Медлительность шведов объяснялась еще и тем, что они надеялись на переворот в Петербурге. Как раз в это время Шетарди с Лестоком уговаривали Елизавету Петровну вступить в переписку с Левенгауптом и посулить ему возврат отцовских завоеваний. Ничего подобного цесаревна обещать не стала, но все же скомпрометировала себя тайными сношениями с вражеским командованием.
Когда, уже в ноябре, Левенгаупт двинулся на Выборг и российское правительство приказало гвардейским полкам идти на шведов, Елизавета испугалась остаться в столице без верных ей офицеров и решилась-таки действовать.

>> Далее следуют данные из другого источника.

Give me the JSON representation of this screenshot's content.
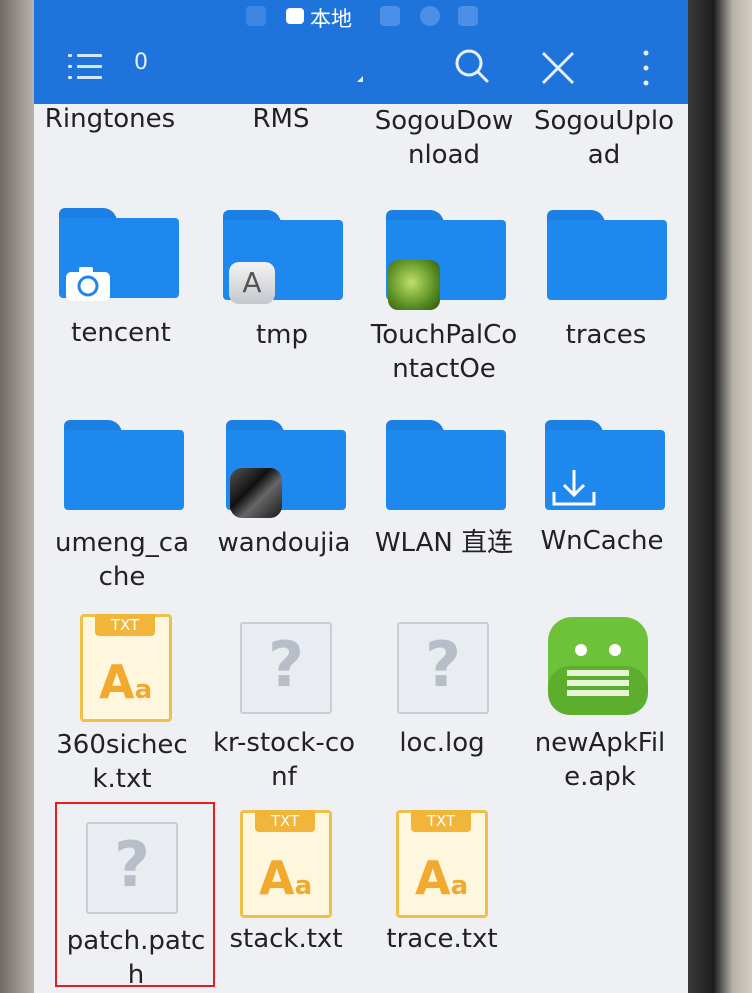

Одним из первых шагов победившей партии было перемирие с шведами. Однако те зря надеялись на благосклонность новой правительницы. Одно дело быть опальной царевной, и совсем другое – государыней. Императрица Елизавета согласиться на шведские условия не могла.
Война скоро продолжится.
Таким образом, начиная с 1733 года нервическая лихорадка сотрясала не только российскую верховную власть, но и всю страну, которая беспрерывно воевала или ждала войны, причем один конфликт порождал следующий. Победа в Польше побудила Петербург напасть на Турцию, а неудачи турецкой кампании привели к агрессии со стороны шведов. Все это выглядит какой-то цепочкой случайностей, но на самом деле, невзирая на сумбур российской внешней политики «нервного» времени, именно в этот период определились ее приоритетные цели, к достижению которых держава будет стремиться на протяжении всего XVIII столетия.